Since innovation development processes are agile in nature, performance management and metrics should align with “test and learn” principles. The test and learn approach ensures that projects can fail fast and pivot as needed. To encourage such behavior, performance management also needs to allow continuous and open feedback to enable individuals to adapt according to project needs. The board and CEO can make this feedback loop a priority by measuring how the CHRO structures performance reviews at the firm.

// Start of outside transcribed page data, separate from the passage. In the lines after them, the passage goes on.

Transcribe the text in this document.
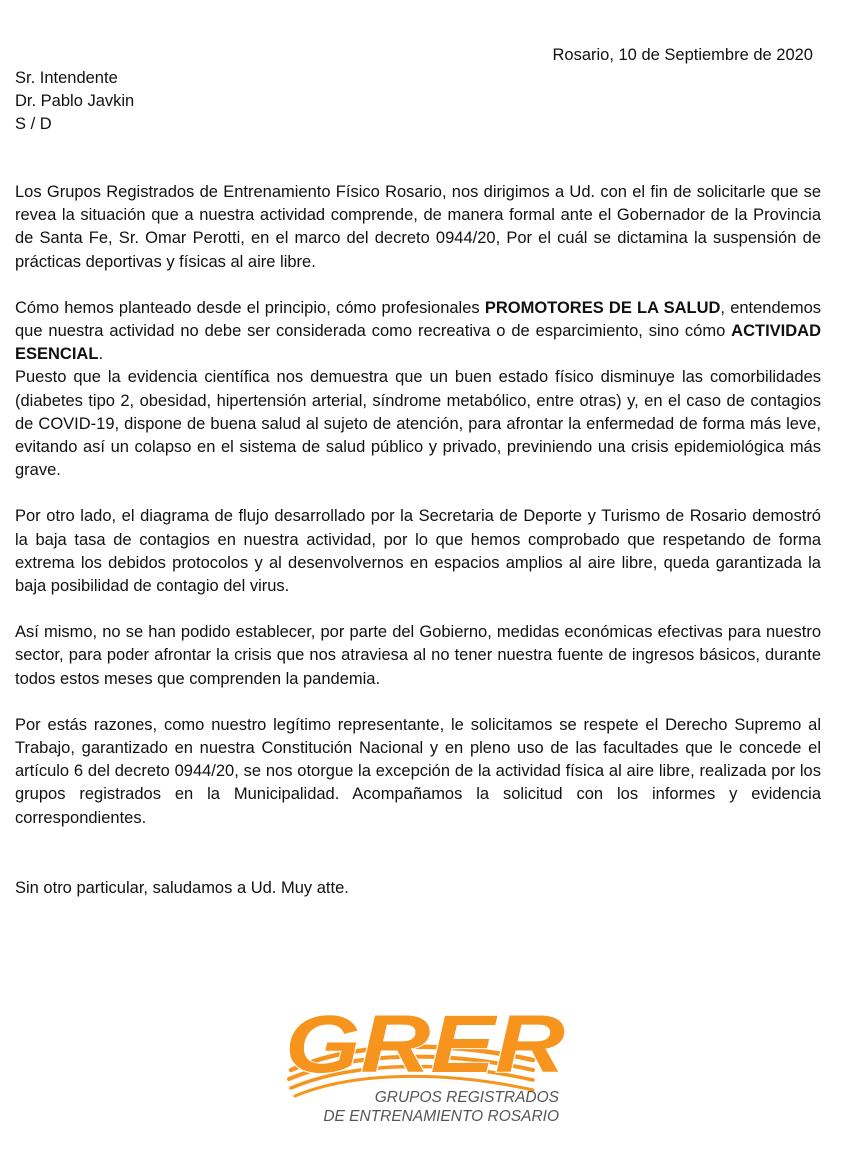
Rosario, 10 de Septiembre de 2020
Sr. Intendente
Dr. Pablo Javkin
S / D

Los Grupos Registrados de Entrenamiento Físico Rosario, nos dirigimos a Ud. con el fin de solicitarle que se revea la situación que a nuestra actividad comprende, de manera formal ante el Gobernador de la Provincia de Santa Fe, Sr. Omar Perotti, en el marco del decreto 0944/20, Por el cuál se dictamina la suspensión de prácticas deportivas y físicas al aire libre.

Cómo hemos planteado desde el principio, cómo profesionales PROMOTORES DE LA SALUD, entendemos que nuestra actividad no debe ser considerada como recreativa o de esparcimiento, sino cómo ACTIVIDAD ESENCIAL.

Puesto que la evidencia científica nos demuestra que un buen estado físico disminuye las comorbilidades (diabetes tipo 2, obesidad, hipertensión arterial, síndrome metabólico, entre otras) y, en el caso de contagios de COVID-19, dispone de buena salud al sujeto de atención, para afrontar la enfermedad de forma más leve, evitando así un colapso en el sistema de salud público y privado, previniendo una crisis epidemiológica más grave.

Por otro lado, el diagrama de flujo desarrollado por la Secretaria de Deporte y Turismo de Rosario demostró la baja tasa de contagios en nuestra actividad, por lo que hemos comprobado que respetando de forma extrema los debidos protocolos y al desenvolvernos en espacios amplios al aire libre, queda garantizada la baja posibilidad de contagio del virus.

Así mismo, no se han podido establecer, por parte del Gobierno, medidas económicas efectivas para nuestro sector, para poder afrontar la crisis que nos atraviesa al no tener nuestra fuente de ingresos básicos, durante todos estos meses que comprenden la pandemia.

Por estás razones, como nuestro legítimo representante, le solicitamos se respete el Derecho Supremo al Trabajo, garantizado en nuestra Constitución Nacional y en pleno uso de las facultades que le concede el artículo 6 del decreto 0944/20, se nos otorgue la excepción de la actividad física al aire libre, realizada por los grupos registrados en la Municipalidad. Acompañamos la solicitud con los informes y evidencia correspondientes.

Sin otro particular, saludamos a Ud. Muy atte.
GRER
GRUPOS REGISTRADOS
DE ENTRENAMIENTO ROSARIO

Disruptive innovation initiatives require a longer time horizon to realize potential and impact. These initiatives should not be measured on a quarterly basis. Setting key milestones that could be an early indicator of success will help boards monitor progress. Although driving revenue, profit and ROI growth are the ultimate goals of innovation, nonfinancial metrics are not to be ignored and are arguably equally important. These metrics include, but are not limited to, enhanced company brand, increased ability to attract top talent, improved customer satisfaction, speed to decision-making and execution, ability to break down silos, the number of ideas in the pipeline and increased digital presence and digitization across the firm.
Learning and Development
In this rapidly changing environment, it is critical for all employees to be on top of key trends and to develop new skills — the board included. Besides formal training courses, entrepreneurs and startups are excellent channels for corporate “intrapreneur” learning, and including exposure to these resources as part of a corporate people strategy could yield measurable benefits that the board could use to assess efficacy of the program. As an example, Mercer piloted a learning program with NewCampus, a startup that invites entrepreneurs around the world to share their expertise and experiences with Mercer colleagues. This type of alternative learning is a great source of inspiration for new ideas. For companies with dedicated innovation centers, having rotational programs will enable organizations to build stronger innovation muscle, share what has been learned and develop skills with broader employee populations to achieve greater impact.
Innovation Starts from the Top
Developing a culture of innovation requires commitment from the top, starting with the CEO. The company’s CEO needs to define what innovation means to the firm, be its biggest advocate and get the entire leadership team’s buy-in and support — including the backing of the board.
Boards, in turn, should make sure that the innovation strategy is forward-looking with a balance of incremental and disruptive goals. Once the vision is defined, leaders need to infuse innovation into the company’s DNA by cultivating an open-minded and intellectually curious culture that is ready for change. In addition, boards and management need to be receptive to taking calculated risks and weathering the inevitable failures that come with the innovation process, with the goal of driving long-term shareholder and stakeholder values. When Mercer established its Global Innovation Hub in 2014, the CEO at the time openly talked about the importance of embracing failures as part of the firm’s innovation journey. The key is to fail early, fail fast and adapt to limit unnecessary waste of resources.
For CHROs to drive innovation, they need to innovate and reimagine the HR function they lead. The CHRO and their team at entrepreneurial companies are more progressive in their thinking, willing to experiment and thrive when setting new industry standards. If companies believe that their people are the ultimate sustainable competitive advantage — the power for creating innovations for the firm — the CHRO and that person’s entire team should be the key to unlocking human capital potential at the firm. The board and CEO need to empower the CHRO to experiment, and that could be as simple as trying out new technologies and policies. The time to do so is now.